Economics and similar, for the sleep-deprived
A subtle change has been made to the comments links, so they no longer pop up. Does this in any way help with the problem about comments not appearing on permalinked posts, readers?
Update: seemingly not
Update: Oh yeah!
Friday, March 12, 2010
Who knew what when?
Hmmm, this World Service story is a bit funny. From comments below, Phil says:
"I collected at the time for War on Want, which did have contacts in Eritrea and Tigray. As far as I was concerned we were collecting the money because people were starving in Eritrea & Tigray, and getting it to the EPLF and TPLF because they were best placed to do something about it. We knew they weren't dedicated humanitarian agencies (the 'PLF' is a clue), and we knew there was the possibility that not all the money would be used for food. So my initial reaction to hearing about this programme was that if the proportion diverted really was as high as 95%, then that was a story. And my second, more cynical reaction was that if the amount diverted hadn't been claimed to be as high as 95%, then there wouldn't have been a story"
An anonymous commenter says:
"I find this story intriguing. Martin Plaut was on the Council of War on Want at the time of these events, when War on Want was the only aid organisation openly providng aid to famine vicitms in areas controlled by the Eritreans and Tigrayans."
Really? Was he? It's hard to find out, but he certainly did write this book published by WoW in 1981, and he is mentioned in this biography of George Galloway, albeit that I can't find a full text search to get context. Googology also turns up this article, which has Plaut inviting the EPLF to a Labour Party conference in 1979.
I have no feel for the reliability of these sources, but taken together and coupled with Plaut's own mention in the story that he "had gone on the long, difficult journey through Sudan and into Eritrea with rebels who had been fighting the government for more than 20 years", it seems pretty clear that he was involved with EPLF, possibly in a capacity related to distributing aid via them.

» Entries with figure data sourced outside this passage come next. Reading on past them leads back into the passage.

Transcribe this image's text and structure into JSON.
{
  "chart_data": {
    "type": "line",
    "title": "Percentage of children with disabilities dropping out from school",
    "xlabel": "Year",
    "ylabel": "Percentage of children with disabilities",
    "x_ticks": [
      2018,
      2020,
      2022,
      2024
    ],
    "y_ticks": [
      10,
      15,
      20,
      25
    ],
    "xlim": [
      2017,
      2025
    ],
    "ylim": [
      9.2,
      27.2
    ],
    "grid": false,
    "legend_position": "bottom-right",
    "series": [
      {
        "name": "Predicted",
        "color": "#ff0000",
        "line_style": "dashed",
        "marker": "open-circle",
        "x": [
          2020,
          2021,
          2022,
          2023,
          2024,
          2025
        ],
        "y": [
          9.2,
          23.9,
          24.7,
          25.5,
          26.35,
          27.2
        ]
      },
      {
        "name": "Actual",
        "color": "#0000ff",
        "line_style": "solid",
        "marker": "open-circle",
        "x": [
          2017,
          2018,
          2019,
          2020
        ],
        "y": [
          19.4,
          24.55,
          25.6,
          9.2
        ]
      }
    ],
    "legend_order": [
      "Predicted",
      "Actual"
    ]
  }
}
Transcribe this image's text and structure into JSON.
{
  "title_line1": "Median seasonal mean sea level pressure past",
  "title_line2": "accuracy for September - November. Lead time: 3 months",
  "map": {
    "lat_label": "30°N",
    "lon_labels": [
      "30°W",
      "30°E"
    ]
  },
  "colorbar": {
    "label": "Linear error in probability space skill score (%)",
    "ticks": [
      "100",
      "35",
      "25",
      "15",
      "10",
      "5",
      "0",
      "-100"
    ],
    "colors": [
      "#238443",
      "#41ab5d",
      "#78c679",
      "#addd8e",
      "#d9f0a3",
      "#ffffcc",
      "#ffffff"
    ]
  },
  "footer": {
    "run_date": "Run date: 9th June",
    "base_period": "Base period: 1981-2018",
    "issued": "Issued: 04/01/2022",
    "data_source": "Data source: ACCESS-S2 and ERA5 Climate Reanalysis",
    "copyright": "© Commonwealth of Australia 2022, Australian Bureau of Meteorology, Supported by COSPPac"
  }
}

The strange thing here is that Phil remembers the diversion to weapons as being something that WoW were aware of as a risk and prepared to live with, while Plaut is retrospectively surprised by it thirty years later.
It is of course a nasty jolt to suddenly be faced with the possibility that you misjudged people you trusted in the past, but the only source for the claim that more than 90% of the aid was diverted is a disgruntled old guy who lost out in a party power struggle, and as Geldof notes, this isn't really consistent with the mortality outcomes. So I think the evidence points to Plaut having been really quite amazingly naive.